Bukan Cinta, tapi Monyet
Aku berdiri sejenak di depan sebuah
gerbang besar dengan tulisan SMK Angkasa Dharma Palembang. Angin pagi berhembus
pelan, membuat ujung-ujung kerudungku yang kubiarkan mejuntai melambai-lambai
kesana-sini. Banyak gadis-gadis dan juga beberapa lelaki sebayaku yang
melewatiku dan masuk ke gerbang hitam yang tampak seperti ingin menelan apapun
di depannya.
Aku menghela napas berat, kemudian
menggeret kaki ku yang tiba-tiba terasa kaku melewati gerbang hingga masuk ke
lapangan basket.
Namaku Sania Dwi. Biasa dipanggil Sani
di sekolah. Umurku genap enambelas tahun bulan Mei lalu. Akhir-akhir ini aku
merasa gelisah. Entah kenapa, seperti ada gumpalan yang mengganjal di sisi
kanan otakku.
Ekor mataku liar hingga mendapati
sesuatu di lapangan parkir yang jauhnya sekitar limabelas meter dari tempat
berdiri ku sekarang. Sebuah sepeda motor matic warna ungu. Dan entah kenapa aku
tersipu malu setelah itu.
Aku berhenti kembali di dua langkah
sebelum sampai di ambang pintu kelas dengan tulisan XI Akuntansi F diatasnya.
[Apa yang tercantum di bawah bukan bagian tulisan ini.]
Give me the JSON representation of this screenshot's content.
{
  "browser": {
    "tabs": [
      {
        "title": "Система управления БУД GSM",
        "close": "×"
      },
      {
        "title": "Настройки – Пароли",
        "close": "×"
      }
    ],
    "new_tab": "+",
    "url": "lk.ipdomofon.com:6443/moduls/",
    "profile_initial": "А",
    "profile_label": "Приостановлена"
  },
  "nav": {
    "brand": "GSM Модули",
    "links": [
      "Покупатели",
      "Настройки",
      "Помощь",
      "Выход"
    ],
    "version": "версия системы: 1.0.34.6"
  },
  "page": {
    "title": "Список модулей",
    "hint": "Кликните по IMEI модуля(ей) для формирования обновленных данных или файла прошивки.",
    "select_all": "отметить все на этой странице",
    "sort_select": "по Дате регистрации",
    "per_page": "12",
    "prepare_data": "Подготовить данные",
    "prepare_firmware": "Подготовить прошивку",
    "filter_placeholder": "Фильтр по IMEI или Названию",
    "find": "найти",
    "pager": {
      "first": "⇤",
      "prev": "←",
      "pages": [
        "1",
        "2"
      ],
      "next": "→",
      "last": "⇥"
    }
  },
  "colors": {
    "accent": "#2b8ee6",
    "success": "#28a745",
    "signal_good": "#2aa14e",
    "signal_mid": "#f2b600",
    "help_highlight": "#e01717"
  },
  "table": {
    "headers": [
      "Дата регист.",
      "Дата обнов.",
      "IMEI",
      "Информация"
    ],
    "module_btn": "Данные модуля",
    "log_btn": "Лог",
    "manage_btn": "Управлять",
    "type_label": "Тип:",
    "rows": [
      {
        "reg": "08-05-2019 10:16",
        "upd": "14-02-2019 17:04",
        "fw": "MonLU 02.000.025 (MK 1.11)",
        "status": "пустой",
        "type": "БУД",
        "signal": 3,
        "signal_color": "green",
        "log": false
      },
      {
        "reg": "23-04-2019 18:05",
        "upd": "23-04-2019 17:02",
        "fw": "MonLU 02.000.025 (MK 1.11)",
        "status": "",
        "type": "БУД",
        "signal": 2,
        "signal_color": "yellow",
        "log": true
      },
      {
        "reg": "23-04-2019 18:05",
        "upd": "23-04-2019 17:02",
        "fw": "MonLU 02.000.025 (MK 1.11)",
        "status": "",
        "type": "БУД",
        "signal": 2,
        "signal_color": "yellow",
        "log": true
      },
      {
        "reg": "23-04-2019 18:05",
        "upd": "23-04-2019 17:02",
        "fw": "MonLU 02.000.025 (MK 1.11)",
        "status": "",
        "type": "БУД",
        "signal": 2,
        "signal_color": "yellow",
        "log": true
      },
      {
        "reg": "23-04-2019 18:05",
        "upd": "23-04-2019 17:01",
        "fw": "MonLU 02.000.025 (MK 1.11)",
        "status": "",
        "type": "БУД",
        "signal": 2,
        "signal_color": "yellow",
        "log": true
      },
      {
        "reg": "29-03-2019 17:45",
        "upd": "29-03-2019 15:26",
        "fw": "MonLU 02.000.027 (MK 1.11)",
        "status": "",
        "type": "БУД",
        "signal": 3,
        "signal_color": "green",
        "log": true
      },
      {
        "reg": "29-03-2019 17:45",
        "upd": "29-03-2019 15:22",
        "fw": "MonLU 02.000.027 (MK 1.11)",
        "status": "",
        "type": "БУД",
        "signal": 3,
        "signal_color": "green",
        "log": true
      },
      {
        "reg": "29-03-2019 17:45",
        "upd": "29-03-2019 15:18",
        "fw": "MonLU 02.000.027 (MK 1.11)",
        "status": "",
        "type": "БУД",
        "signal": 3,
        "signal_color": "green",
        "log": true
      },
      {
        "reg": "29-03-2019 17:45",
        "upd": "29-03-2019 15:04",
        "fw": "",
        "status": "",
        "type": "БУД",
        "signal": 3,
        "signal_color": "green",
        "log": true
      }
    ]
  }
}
Lalu dengan sengaja menolehkan kepala ku ke samping kanan. Dan di kejauhan aku
dapat melihat sesosok lelaki tampan, rambut nya disisir rapi. Aku yakin
rambutnya tak akan berantakan meski badai menerpanya. Kaki nya yang panjang
membuat sosok itu makin sempurna di mataku.
“Oh, Kak Gevy…” gumam ku kagum.
“San?” suara yang memanggil nama
singkatku itu nyaris membuat ku jatuh terduduk. Dini, teman sekelasku tengah
memergokiku di ambang pintu. Ia tersenyum penuh arti.
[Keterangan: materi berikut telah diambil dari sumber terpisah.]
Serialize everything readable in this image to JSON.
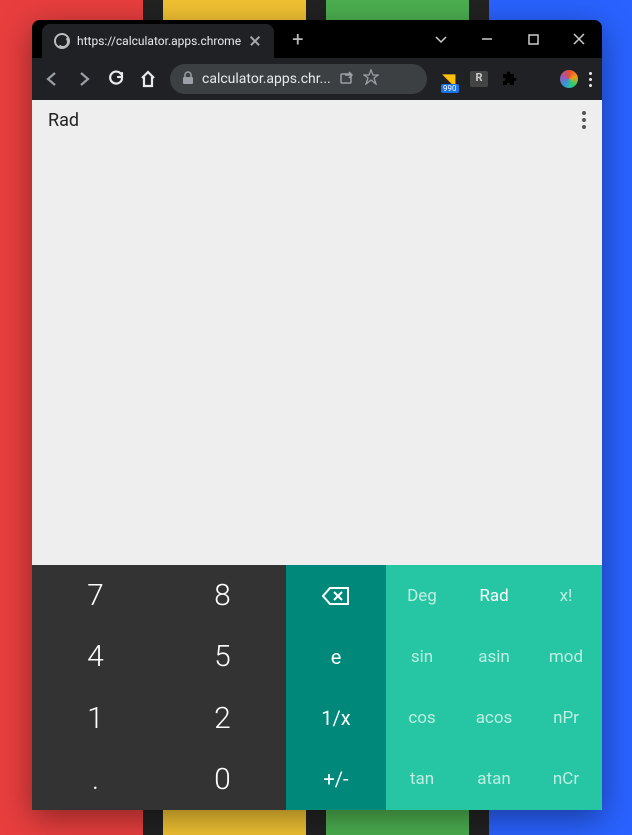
{
  "browser": {
    "tab": {
      "title": "https://calculator.apps.chrome"
    },
    "url_display": "calculator.apps.chr...",
    "extension_badge": "990",
    "extension_r": "R"
  },
  "calculator": {
    "mode_label": "Rad",
    "numpad": [
      "7",
      "8",
      "4",
      "5",
      "1",
      "2",
      ".",
      "0"
    ],
    "ops": [
      "",
      "e",
      "1/x",
      "+/-"
    ],
    "sci": [
      {
        "label": "Deg",
        "active": false
      },
      {
        "label": "Rad",
        "active": true
      },
      {
        "label": "x!",
        "active": false
      },
      {
        "label": "sin",
        "active": false
      },
      {
        "label": "asin",
        "active": false
      },
      {
        "label": "mod",
        "active": false
      },
      {
        "label": "cos",
        "active": false
      },
      {
        "label": "acos",
        "active": false
      },
      {
        "label": "nPr",
        "active": false
      },
      {
        "label": "tan",
        "active": false
      },
      {
        "label": "atan",
        "active": false
      },
      {
        "label": "nCr",
        "active": false
      }
    ]
  }
}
“Kenapa?” jawabku sambil kembali bersikap
normal.
“Sani, piket jangan lupa!” suara khas
milik Nika terdengar dari dalam kelas.
“Tuh, kamu sudah dipanggil. Sudah dulu
ya memandang Kak Gevy-nya,” seru Dini
kembali sambil menutup sebagian wajahnya dengan bagian jilbabnya yang terjuntai
agar tawanya tidak pecah.
Dan setelah itu ia pergi entah kemana.
Lantas aku berniat untuk segera piket sebelum Fito si ketua kelas mulai
mengeluarkan jurus sindir-menyindir-ria-nya yang menusuk.
***
“Sania, Nina dan Dini, silahkan ke ruang
perpustakaan sekarang,” ujar Bu Sinta, guru mata pelajaran Matematika sekaligus
guru pembimbing kami untuk belajar persiapan olimpiade Matematika.
Ya, benar. Olimpiade Matematika ini akan
diadakan seminggu lagi. Dari kelas ini memang hanya tiga orang. Tapi masih ada
dari kelas lainnya. Termasuk Kakak kelas nya. Ya, termasuk Kakak pemilik matic
warna ungu itu juga.
Lantas aku, Dini dan Nina langsung
menuju ke perpustakaan di lantai dua. Disana kami bertemu sembilan anggota tim
kami. Dan tanpa banyak basa-basi, kami langsung masuk dan belajar bersama.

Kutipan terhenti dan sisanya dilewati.